'Junior driving licences' proposed for young drivers


The Association of British Insurers (ABI) says that the best way of stopping young drivers from crashing so much is to withhold full driving licences from them until they're more experienced.

As such, it has called for the introduction of partial driving licences, that will temporarily restrict the time of day a young driver can get behind the wheel, and how many passengers he or she can carry.
Stats show that 18 people a day are killed or injured by drivers under 25, with one in four serious or fatal road injuries involving someone of the same group.

The ABI reckons that those numbers could drop substantially if new drivers are put on a two-year probationary period after passing the test, holding a restricted licence that will see them subject to curfews and stipulations on the road.

Learner drivers would have to take lessons during a learning period of at least one year before they are even allowed to take the test, meaning that short, intensive driving courses would be banned. This will, in theory, ensure learner drivers have a good degree of experience before hitting the road alone.

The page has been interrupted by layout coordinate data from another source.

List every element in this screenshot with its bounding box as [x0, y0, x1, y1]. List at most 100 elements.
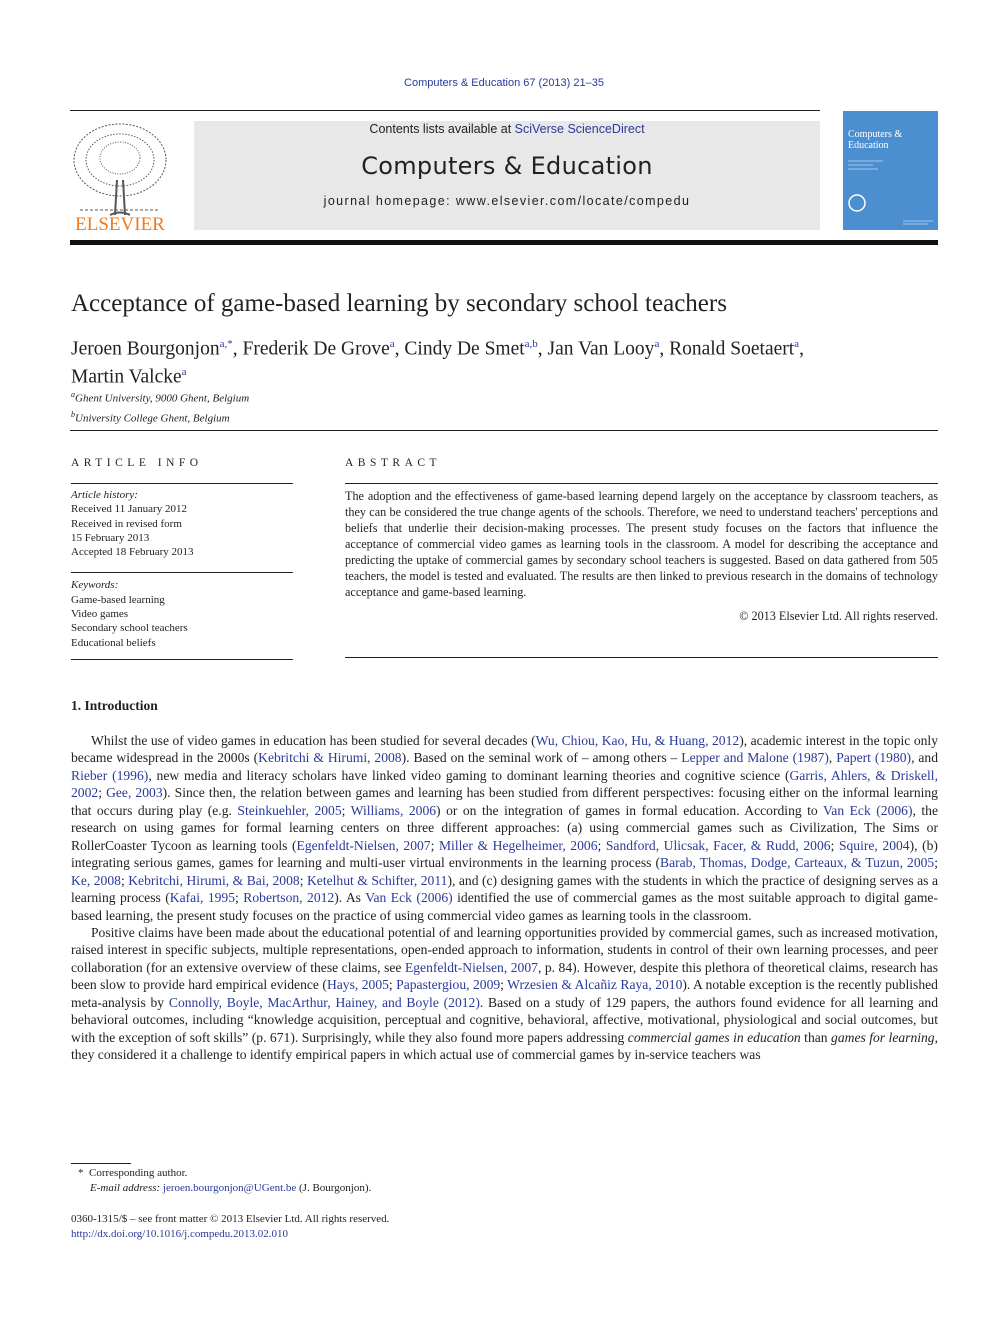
- citation-link[interactable]: Robertson, 2012: [243, 890, 334, 905]
- divider: [70, 430, 938, 431]
- citation-link[interactable]: Ketelhut & Schifter, 2011: [307, 873, 447, 888]
- issn: 0360-1315/$ – see front matter © 2013 El…: [71, 1213, 390, 1225]
- divider: [71, 483, 293, 484]
- divider: [70, 110, 820, 111]
- article-title: Acceptance of game-based learning by sec…: [71, 290, 727, 317]
- author-affiliation-marker[interactable]: a: [182, 366, 187, 378]
- emphasis: games for learning: [831, 1029, 935, 1045]
- history-item: Received 11 January 2012: [71, 503, 187, 516]
- section-heading: 1. Introduction: [71, 698, 158, 713]
- keywords-list: Game-based learning Video games Secondary …: [71, 593, 293, 650]
- journal-citation[interactable]: Computers & Education 67 (2013) 21–35: [0, 77, 992, 89]
- citation-link[interactable]: Ke, 2008: [71, 873, 121, 888]
- author-name[interactable]: Frederik De Grove: [242, 339, 389, 360]
- citation-link[interactable]: Connolly, Boyle, MacArthur, Hainey, and …: [169, 995, 480, 1010]
- citation-link[interactable]: Steinkuehler, 2005: [237, 803, 341, 818]
- paragraph: Positive claims have been made about the…: [71, 924, 938, 1064]
- citation-link[interactable]: Egenfeldt-Nielsen, 2007: [405, 960, 538, 975]
- author-name[interactable]: Jan Van Looy: [548, 339, 655, 360]
- affiliation-text: University College Ghent, Belgium: [75, 412, 230, 425]
- text-run: ) or on the integration of games in form…: [436, 802, 823, 818]
- abstract: The adoption and the effectiveness of ga…: [345, 488, 938, 624]
- text-run: ;: [430, 837, 439, 853]
- text-run: ;: [98, 785, 107, 801]
- citation-link[interactable]: Egenfeldt-Nielsen, 2007: [297, 838, 431, 853]
- text-run: ;: [830, 837, 839, 853]
- footnote-divider: [71, 1163, 131, 1164]
- citation-link[interactable]: Computers & Education 67 (2013) 21–35: [404, 77, 604, 89]
- text-run: ;: [934, 855, 939, 871]
- copyright: © 2013 Elsevier Ltd. All rights reserved…: [739, 609, 938, 623]
- abstract-text: The adoption and the effectiveness of ga…: [345, 489, 938, 599]
- text-run: ;: [597, 837, 606, 853]
- keywords-label: Keywords:: [71, 579, 119, 592]
- citation-link[interactable]: Barab, Thomas, Dodge, Carteaux, & Tuzun,…: [660, 855, 934, 870]
- author-affiliation-marker[interactable]: a,b: [525, 338, 538, 350]
- text-run: ). As: [334, 890, 366, 906]
- citation-link[interactable]: Van Eck (2006): [365, 890, 452, 905]
- citation-link[interactable]: Kafai, 1995: [170, 890, 235, 905]
- affiliation: aGhent University, 9000 Ghent, Belgium: [71, 387, 249, 407]
- citation-link[interactable]: Gee, 2003: [106, 785, 163, 800]
- article-info: Article history: Received 11 January 201…: [71, 488, 293, 660]
- email-owner: (J. Bourgonjon).: [296, 1182, 372, 1194]
- article-info-heading: ARTICLE INFO: [71, 457, 203, 469]
- email-link[interactable]: jeroen.bourgonjon@UGent.be: [163, 1182, 296, 1194]
- author-name[interactable]: Martin Valcke: [71, 366, 182, 387]
- text-run: than: [800, 1029, 832, 1045]
- text-run: Whilst the use of video games in educati…: [91, 733, 536, 748]
- author-affiliation-marker[interactable]: a: [390, 338, 395, 350]
- citation-link[interactable]: Papert (1980): [836, 750, 911, 765]
- keyword: Video games: [71, 608, 129, 621]
- citation-link[interactable]: Squire, 2004: [839, 838, 910, 853]
- divider: [345, 483, 938, 484]
- citation-link[interactable]: Sandford, Ulicsak, Facer, & Rudd, 2006: [606, 838, 831, 853]
- homepage-label: journal homepage:: [323, 194, 456, 208]
- homepage-link[interactable]: www.elsevier.com/locate/compedu: [456, 194, 690, 208]
- text-run: ;: [299, 872, 307, 888]
- author-affiliation-marker[interactable]: a,*: [220, 338, 233, 350]
- divider: [345, 657, 938, 658]
- citation-link[interactable]: Wu, Chiou, Kao, Hu, & Huang, 2012: [536, 733, 740, 748]
- journal-banner: Contents lists available at SciVerse Sci…: [194, 121, 820, 230]
- author-affiliation-marker[interactable]: a: [794, 338, 799, 350]
- affiliations: aGhent University, 9000 Ghent, Belgium bU…: [71, 387, 249, 426]
- text-run: ;: [341, 802, 351, 818]
- text-run: , new media and literacy scholars have l…: [148, 767, 790, 783]
- citation-link[interactable]: Wrzesien & Alcañiz Raya, 2010: [507, 977, 682, 992]
- journal-title: Computers & Education: [361, 152, 653, 180]
- citation-link[interactable]: Kebritchi & Hirumi, 2008: [258, 750, 401, 765]
- citation-link[interactable]: Rieber (1996): [71, 768, 148, 783]
- citation-link[interactable]: Papastergiou, 2009: [396, 977, 500, 992]
- emphasis: commercial games in education: [627, 1029, 801, 1045]
- footnote: * Corresponding author. E-mail address: …: [78, 1166, 371, 1196]
- author-affiliation-marker[interactable]: a: [654, 338, 659, 350]
- paragraph: Whilst the use of video games in educati…: [71, 732, 938, 924]
- affiliation: bUniversity College Ghent, Belgium: [71, 407, 249, 427]
- cover-title: Computers & Education: [848, 129, 903, 151]
- citation-link[interactable]: Van Eck (2006): [823, 803, 913, 818]
- divider: [71, 658, 293, 660]
- contents-label: Contents lists available at: [369, 122, 515, 136]
- citation-link[interactable]: Lepper and Malone (1987): [681, 750, 829, 765]
- corresponding-author: Corresponding author.: [89, 1167, 188, 1179]
- history-label: Article history:: [71, 489, 138, 501]
- author-name[interactable]: Jeroen Bourgonjon: [71, 339, 220, 360]
- sciencedirect-link[interactable]: SciVerse ScienceDirect: [515, 122, 645, 136]
- keyword: Game-based learning: [71, 593, 165, 606]
- doi-link[interactable]: http://dx.doi.org/10.1016/j.compedu.2013…: [71, 1228, 288, 1240]
- history-list: Received 11 January 2012 Received in revi…: [71, 502, 293, 559]
- journal-cover-image: Computers & Education: [843, 111, 938, 230]
- citation-link[interactable]: Miller & Hegelheimer, 2006: [439, 838, 598, 853]
- author-list: Jeroen Bourgonjona,*, Frederik De Grovea…: [71, 338, 804, 387]
- history-item: Received in revised form: [71, 517, 182, 530]
- email-label: E-mail address:: [90, 1182, 163, 1194]
- text-run: ). Based on the seminal work of – among …: [401, 750, 682, 766]
- author-name[interactable]: Ronald Soetaert: [669, 339, 794, 360]
- front-matter: 0360-1315/$ – see front matter © 2013 El…: [71, 1212, 389, 1242]
- citation-link[interactable]: Williams, 2006: [351, 803, 436, 818]
- elsevier-logo: ELSEVIER: [70, 120, 170, 235]
- author-name[interactable]: Cindy De Smet: [404, 339, 524, 360]
- citation-link[interactable]: Kebritchi, Hirumi, & Bai, 2008: [128, 873, 299, 888]
- citation-link[interactable]: Hays, 2005: [327, 977, 389, 992]
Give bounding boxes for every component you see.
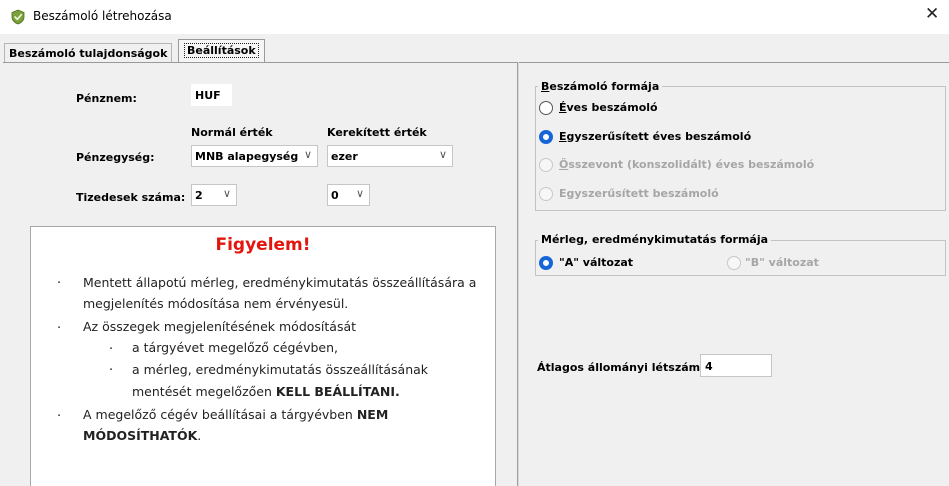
- decimals-rounded-value: 0: [331, 189, 339, 202]
- notice-text: A megelőző cégév beállításai a tárgyévbe…: [83, 407, 357, 422]
- unit-normal-select[interactable]: MNB alapegység ∨: [191, 145, 318, 167]
- bullet: ·: [57, 276, 62, 291]
- radio-simplified-annual-report[interactable]: [539, 130, 553, 144]
- notice-text: mentését megelőzően: [132, 384, 276, 399]
- decimals-normal-select[interactable]: 2 ∨: [191, 184, 237, 206]
- headcount-label: Átlagos állományi létszám:: [537, 361, 705, 374]
- decimals-normal-value: 2: [195, 189, 203, 202]
- tab-settings[interactable]: Beállítások: [178, 39, 265, 63]
- radio-annual-report[interactable]: [539, 101, 553, 115]
- decimals-label: Tizedesek száma:: [76, 191, 186, 204]
- currency-input[interactable]: HUF: [191, 84, 232, 106]
- notice-line: a mérleg, eredménykimutatás összeállítás…: [132, 362, 429, 377]
- window-title: Beszámoló létrehozása: [33, 9, 172, 23]
- tab-report-properties-label: Beszámoló tulajdonságok: [9, 47, 168, 60]
- chevron-down-icon: ∨: [438, 148, 447, 161]
- radio-annual-report-label[interactable]: Éves beszámoló: [559, 101, 658, 114]
- bullet: ·: [109, 363, 114, 378]
- chevron-down-icon: ∨: [355, 187, 364, 200]
- radio-variant-b: [727, 256, 741, 270]
- radio-variant-a-label[interactable]: "A" változat: [559, 256, 633, 269]
- rounded-value-header: Kerekített érték: [327, 126, 427, 139]
- bullet: ·: [57, 321, 62, 336]
- unit-label: Pénzegység:: [76, 151, 155, 164]
- report-form-group-title: Beszámoló formája: [538, 80, 663, 93]
- bullet: ·: [57, 409, 62, 424]
- radio-simplified-annual-report-label[interactable]: Egyszerűsített éves beszámoló: [559, 130, 751, 143]
- headcount-input[interactable]: 4: [700, 354, 772, 377]
- notice-line: Az összegek megjelenítésének módosítását: [83, 319, 357, 334]
- notice-emphasis: NEM: [356, 407, 389, 422]
- currency-label: Pénznem:: [76, 92, 137, 105]
- bullet: ·: [109, 342, 114, 357]
- radio-consolidated-report: [539, 158, 553, 172]
- unit-rounded-value: ezer: [331, 150, 358, 163]
- warning-notice: Figyelem! · Mentett állapotú mérleg, ere…: [30, 226, 496, 486]
- unit-rounded-select[interactable]: ezer ∨: [327, 145, 453, 167]
- radio-consolidated-report-label: Összevont (konszolidált) éves beszámoló: [559, 158, 815, 171]
- radio-simplified-report: [539, 187, 553, 201]
- notice-title: Figyelem!: [215, 235, 311, 255]
- radio-variant-a[interactable]: [539, 256, 553, 270]
- chevron-down-icon: ∨: [303, 148, 312, 161]
- notice-emphasis: KELL BEÁLLÍTANI.: [275, 384, 400, 399]
- notice-emphasis: MÓDOSÍTHATÓK: [83, 428, 198, 443]
- notice-line: MÓDOSÍTHATÓK.: [83, 426, 201, 446]
- notice-line: a tárgyévet megelőző cégévben,: [132, 340, 338, 355]
- notice-line: mentését megelőzően KELL BEÁLLÍTANI.: [132, 382, 400, 402]
- unit-normal-value: MNB alapegység: [195, 150, 299, 163]
- notice-text: .: [197, 428, 202, 443]
- balance-form-group-title: Mérleg, eredménykimutatás formája: [538, 233, 772, 246]
- notice-line: A megelőző cégév beállításai a tárgyévbe…: [83, 405, 388, 425]
- tab-report-properties[interactable]: Beszámoló tulajdonságok: [4, 43, 173, 63]
- notice-line: megjelenítés módosítása nem érvényesül.: [83, 296, 349, 311]
- panel-splitter[interactable]: [517, 62, 519, 486]
- title-bar: Beszámoló létrehozása ✕: [0, 0, 949, 34]
- decimals-rounded-select[interactable]: 0 ∨: [327, 184, 370, 206]
- close-icon[interactable]: ✕: [925, 4, 939, 24]
- app-shield-icon: [11, 9, 25, 25]
- tab-settings-label: Beállítások: [184, 43, 259, 58]
- radio-variant-b-label: "B" változat: [745, 256, 819, 269]
- chevron-down-icon: ∨: [222, 187, 231, 200]
- normal-value-header: Normál érték: [191, 126, 273, 139]
- notice-line: Mentett állapotú mérleg, eredménykimutat…: [83, 275, 477, 290]
- radio-simplified-report-label: Egyszerűsített beszámoló: [559, 187, 719, 200]
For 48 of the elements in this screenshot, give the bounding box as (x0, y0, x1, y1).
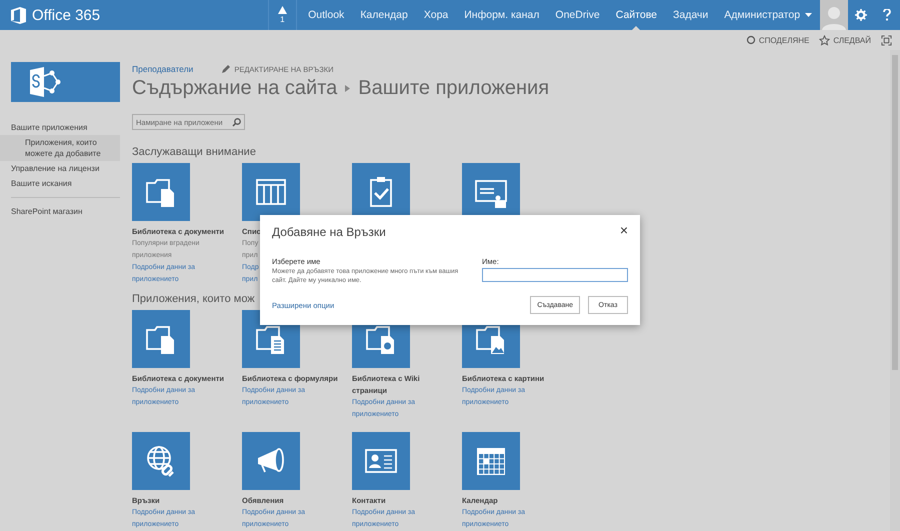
sidebar-item[interactable]: SharePoint магазин (0, 204, 120, 219)
office-logo-icon (10, 6, 27, 24)
app-tile[interactable] (462, 432, 520, 490)
warning-icon (278, 6, 287, 14)
sidebar-item[interactable]: Вашите приложения (0, 120, 120, 135)
page-title: Вашите приложения (358, 77, 550, 100)
app-tile[interactable] (242, 432, 300, 490)
name-input[interactable] (482, 268, 628, 282)
site-logo[interactable] (11, 62, 120, 102)
share-link[interactable]: СПОДЕЛЯНЕ (746, 35, 810, 45)
pencil-icon (221, 64, 230, 74)
sidebar-item[interactable]: Управление на лицензи (0, 161, 120, 176)
page-title: Съдържание на сайта (132, 77, 338, 100)
dialog-title: Добавяне на Връзки (272, 225, 386, 239)
nav-link[interactable]: Календар (352, 0, 416, 30)
sidebar-item[interactable]: Вашите искания (0, 176, 120, 191)
focus-icon[interactable] (881, 34, 892, 46)
app-tile[interactable] (132, 432, 190, 490)
settings-icon (855, 9, 868, 21)
scrollbar-thumb[interactable] (892, 55, 898, 370)
follow-link[interactable]: СЛЕДВАЙ (819, 34, 871, 46)
close-button[interactable]: × (620, 224, 628, 236)
app-tile[interactable] (242, 163, 300, 221)
nav-link[interactable]: Задачи (665, 0, 716, 30)
chevron-icon (345, 85, 350, 92)
section-heading: Приложения, които мож (132, 293, 255, 305)
app-tile[interactable] (352, 432, 410, 490)
sharepoint-logo-icon (27, 67, 61, 97)
sidebar-item[interactable]: Приложения, които можете да добавите (0, 135, 120, 161)
app-tile[interactable] (132, 310, 190, 368)
nav-link[interactable]: Администратор (716, 0, 820, 30)
person-silhouette-icon (821, 4, 848, 30)
scrollbar[interactable] (890, 50, 900, 531)
nav-link[interactable]: OneDrive (547, 0, 608, 30)
alert-count: 1 (280, 15, 285, 24)
help-icon (883, 9, 892, 21)
section-heading: Заслужаващи внимание (132, 146, 256, 158)
breadcrumb-link[interactable]: Преподаватели (132, 64, 194, 74)
brand-name: Office 365 (32, 6, 100, 24)
app-tile[interactable] (132, 163, 190, 221)
nav-link[interactable]: Сайтове (608, 0, 666, 30)
alert-button[interactable]: 1 (268, 0, 298, 30)
nav-link[interactable]: Информ. канал (456, 0, 548, 30)
star-icon (819, 34, 830, 46)
nav-link[interactable]: Хора (416, 0, 456, 30)
nav-link[interactable]: Outlook (300, 0, 352, 30)
share-icon (746, 35, 756, 45)
search-icon (232, 118, 241, 126)
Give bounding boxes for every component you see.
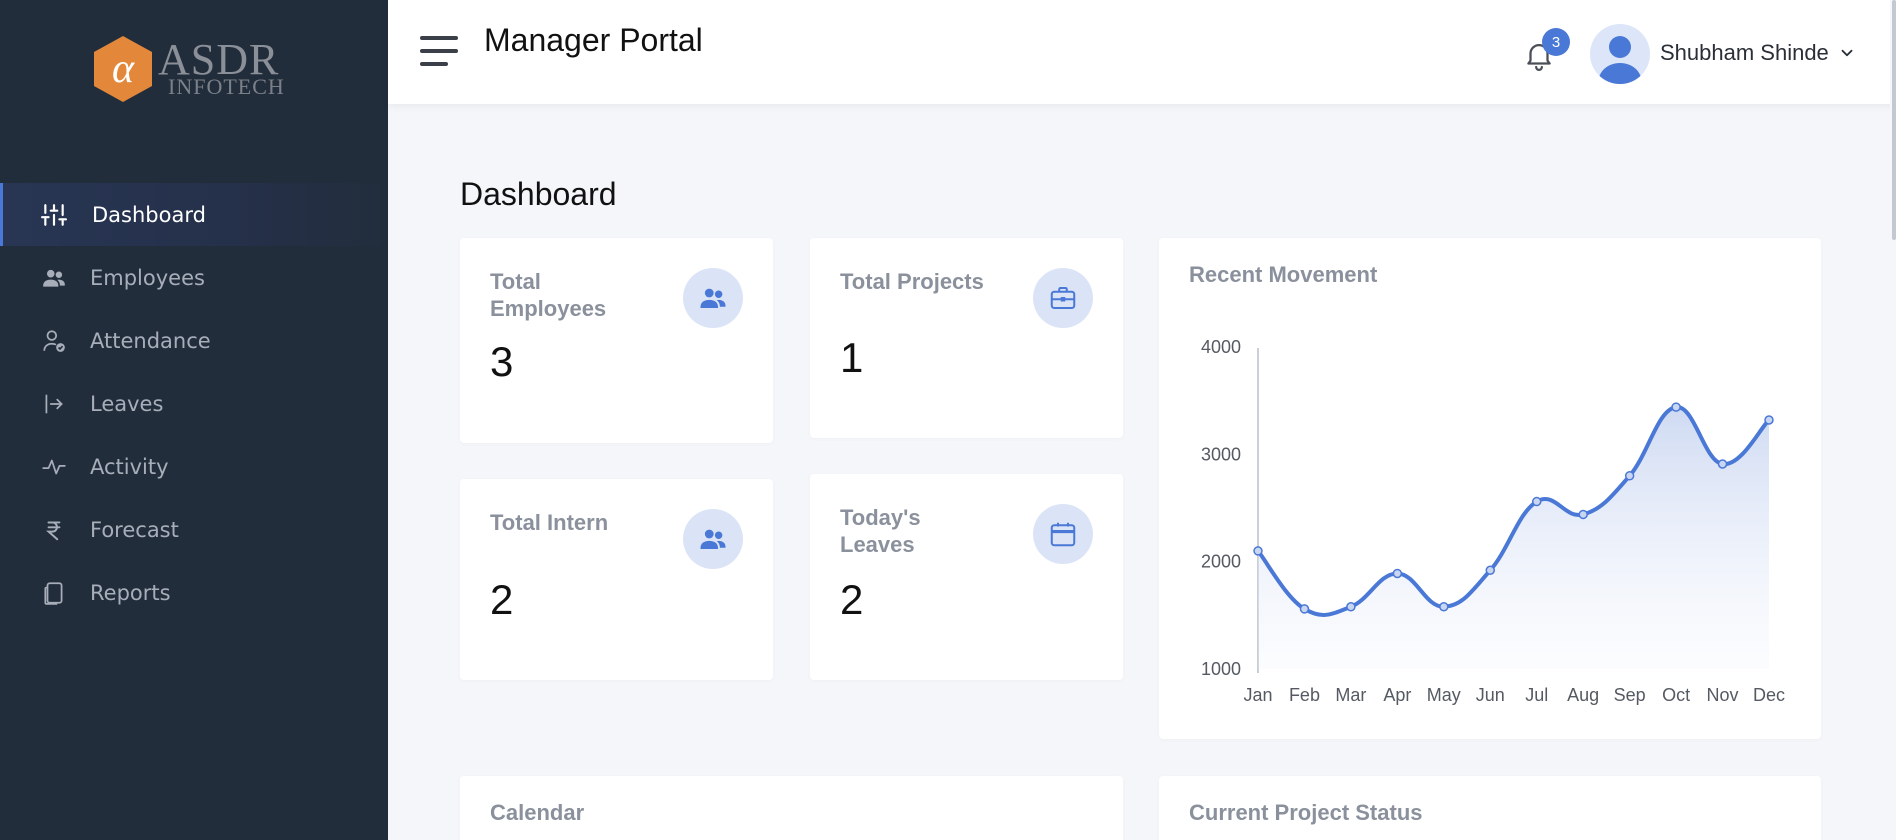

Once a 'junior' licence is obtained, the driver will only be able to carry a certain number of passengers, and be restricted from driving between 11pm and 4am; it's likely there will be allowances within the curfew for emergencies.

As well as the primary aim of bringing accident casualties down, the ABI's proposal would, if accepted, have the positive benefit of bringing insurance rates down - certainly for young drivers but hopefully for all.

The ABI's Malcolm Tarling said: "We really need to take some action to make our young drivers safer for tomorrow. If we can bring the risk down, by encouraging safer, better driving, that will bring the cost of insurance down."

There are currently no plans to chance the licence system for learner drivers, but pressure on the Department for Transport is mounting.